A member of our private support community had the opportunity to apply her developing coding skills while working with a web designer.

Working with a website design can be tricky when it comes to breaking it down into actual code. Oftentimes you are presented with one page design, and you need to start out by envisioning how it will be applied to all pages, and how it will look on all devices – large computer screens, and small iphone and Android devices. Here are a few ideas of what you need to think about.

First start by printing out the PSD file:

Pull out some markers and draw all over it! Draw boxes around containers so you can break down each part into <divs>, so you can start thinking about how you will jigsaw it together. It’s a little like reverse-wireframing! That is, instead of starting out with a wireframe, you are taking a finished design and taking it right back to basics!

That process will usually trigger questions such as:

1. Is the header a finite width and what happens when the screen size is bigger than that width? What will you see either side of the image?

2. Same with the footer: will it extend to the edge of the screen, and expand in width infinitely, or will it be a specific width? Will the widget boxes insider the footer also expand to the full width of the screen, or would you (as I would suggest) rein them in, and set them up inside an HTML container (or a div) which will be the same width as your main content container, and centered on the screen?

3. Let’s say you have an image sitting alongside a paragraph of text. When your browser window (and device) gets smaller, what happens when paragraph text becomes longer than an image ? (a) Do you want it to wrap around the image? Or (b) will it extend down in a long column of text?

  • If it is (a) then you could use the WP featured image box in your Thesis Responsive Skin templates. After you position your WP Featured Image box in the template, click on the gear icon for that box and choose to have the image left aligned with an image wrap.
  • If it’s (b) then you will have to divide the posts up into two boxes, with the WP featured image in one, and the content in the other. This would also require a media query to overrule the boxes floating side-by-side at a certain width since the screen size will become too narrow for them to comfortably sit side-by-side. Instead, the image and text boxes will have to instead stack.

4. Continuing with our examination of that image alongside the text: is this a one-time layout, or will it need to be templated so that all your blog posts, or pages, or a even just a select few pages can have the identical layout. If it’s a one-time thing, do you want to add a custom template to your Thesis website, or will you decide to code it with <divs> and floats?

5. In the design sample we looked at, there is a podcast: Think about the best way to add the podcast with your client’s technical expertise in mind. What tool do they use to create podcasts? If the podcast is an mp3, do you want to use WordPress’s audio tool to insert the podcast? Or you want to use a plugin? Or do you need to link to another podcasting service entirely?
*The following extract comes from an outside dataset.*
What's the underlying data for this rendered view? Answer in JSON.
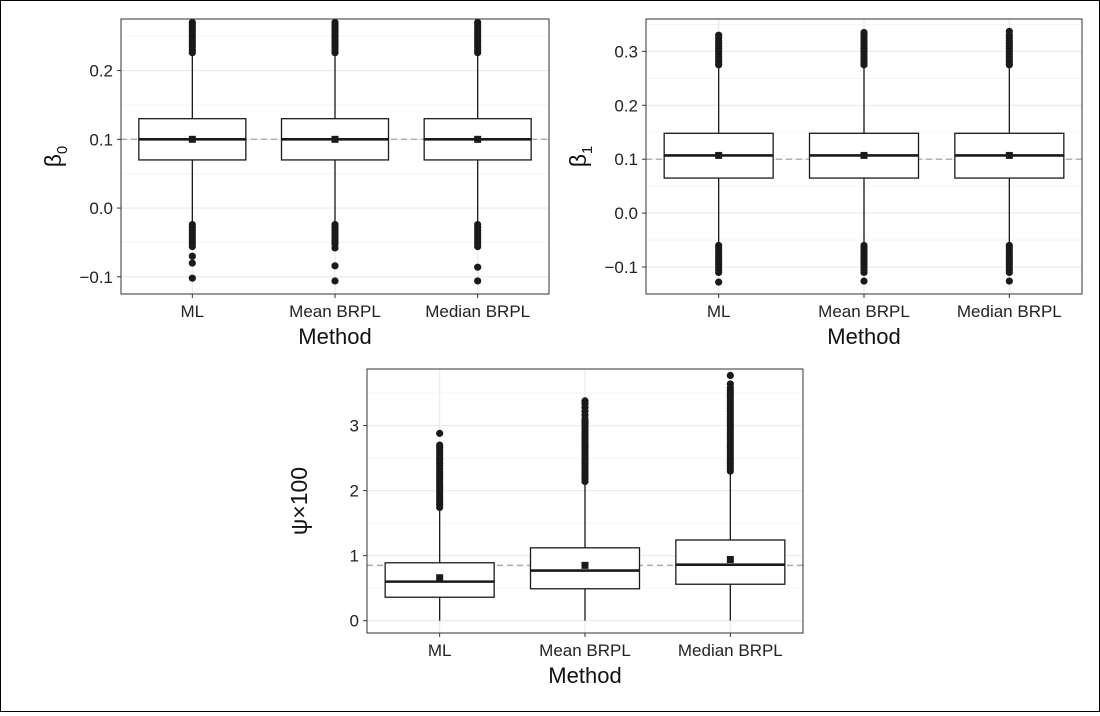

How do you want people to subscribe to that podcast, and have you included a form or links to subscribe below each post?

6. Is there just an except of each single blog post on the full blog page, or will you add the full blog post? If it’s the former, what will the Read More button look like?

7. If you have forms with side-by-side form fields, how will you lay out these fields when the screen size becomes too narrow for everything to sit side-by-side. Will you instead stack the form fields?

8. If you have a big header image with text in it, will you (a) include the text in the image, or will you treat the image as a background image and layer the text on top of it.

  • If it’s (a), when the image gets scaled down to fit inside a mobile device, will the text still be readable? Will you hide that image with a media query and show another one that is more readable on smaller devices?
  • If it’s (b), perhaps you could use a slideshow with captions, so the image is the slide, and the text is the caption. What responsive slideshow plugin will you use?

9. What will your mobile menu look like when the screen size gets smaller? Where will it be located on the page? Will it be a small icon, or will it be a bar spanning the entire width of the screen at the very top of the page? Will it sit above, below, or beside your logo?

10. If you have a logo, a menu, and a social media icon menu at the top of your site, how will these be laid out on smaller ipad and iphone devices? Will they stack? Will you hide the social media icons at a certain screen width using a media query?


This is just a glimpse of how you might work your way around your website designs, to break them down into a jigsaw of HTML boxes (and/or divs), to think about smaller and larger screen sizes, and how everything will fit and flow into the new screen dimensions.

Don’t be afraid to ask a web designer to run any other proofs by you, before they share them with the client, so you can ask questions and work out the best way to do things, before the client gets attached to an idea that’s not doable.

In closing, I like the comment from this article:

“If you’ve done any site development in your career, then you know the process at this point starts to include all elements from above, which means the design can’t be done on it’s own – usually compromises have to be made; Sometimes a block of text doesn’t fit a container, the order of the elements doesn’t feel right, images don’t properly (or effectively) convey the message, etc.”

Hence the need to (a) work with the designer during the design process and (b) have a designer who is willing to compromise, especially when they don’t think about responsive design and how it works!